中小会社のための会社法備忘録
企業法務弁護士ブログ~法律の本にあまり載ってない実務上の問題を気の赴くままに・・
増資

「株主割当」による増資の場合に総数引受契約を利用することはできますか?

答:明確ではありませんが、できないおそれがあるため、総数引受契約を利用する場合は「第三者割当」による増資の手続きによるべきと考えます。

解説

会社法205条1項の総数引受契約は、申込に関する会社法203条と割当に関する会社法204条を適用しない例外として定められています。

この点、「株主割当」については申込に関する会社法203条は適用されますが、株主が申込をすると(株主割当を受ける権利の行使として)自動的に株式が割り当てられるため、割当に関する会社法204条は適用されません。

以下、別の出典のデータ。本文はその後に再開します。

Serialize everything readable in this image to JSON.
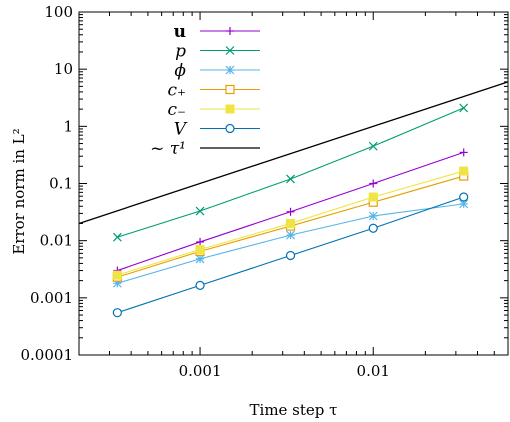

従って、会社法203条と204条の2条の例外として定められている会社法205条1項の総数引受契約は、「株主割当」に適用されず、「第三者割当」のみに適用されるようにも思われます。

ただ、割当に関する会社法204条はその4項において、「株主割当」の場合の株式割当を受ける権利の失権について定められており、会社法205条1項の総数引受契約は、株主割当の場合は申込に関する会社法203条と株主割当を受ける権利の失権に関する会社法204条4項を適用しない例外と読むこともできます。

また、実質上も、「株主割当」において株式を引き受けようとする株主と会社が会社法203条の申込の手続きをせず、会社法205条1項の総数引受契約の締結をすることを禁止する理由もありません。

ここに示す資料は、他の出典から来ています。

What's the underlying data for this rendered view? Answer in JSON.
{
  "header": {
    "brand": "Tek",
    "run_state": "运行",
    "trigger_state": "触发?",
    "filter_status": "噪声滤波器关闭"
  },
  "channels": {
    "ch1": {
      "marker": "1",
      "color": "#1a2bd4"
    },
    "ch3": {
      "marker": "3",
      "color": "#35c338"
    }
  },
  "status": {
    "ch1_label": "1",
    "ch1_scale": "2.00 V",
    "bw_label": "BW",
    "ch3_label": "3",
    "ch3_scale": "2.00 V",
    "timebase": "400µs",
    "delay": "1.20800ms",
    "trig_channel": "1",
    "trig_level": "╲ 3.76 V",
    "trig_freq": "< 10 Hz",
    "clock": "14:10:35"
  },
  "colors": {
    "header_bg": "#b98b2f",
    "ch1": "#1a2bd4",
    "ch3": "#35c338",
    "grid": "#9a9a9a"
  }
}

従って、「株主割当」にも総数引受契約を認めても不合理ではないようにも思われます。

しかし、

  • これを認める解釈が確立されているとは言い難いこと
  • これを認めても、会社法202条4項の通知の省略は認められないこと
  • 既存株主による増資引受の場合にも「第三者割当」の方法によることは、実務上も登記上も認められていること

から実務上は総数引受契約を利用する場合は「第三者割当」による増資の手続きによるべきと考えます。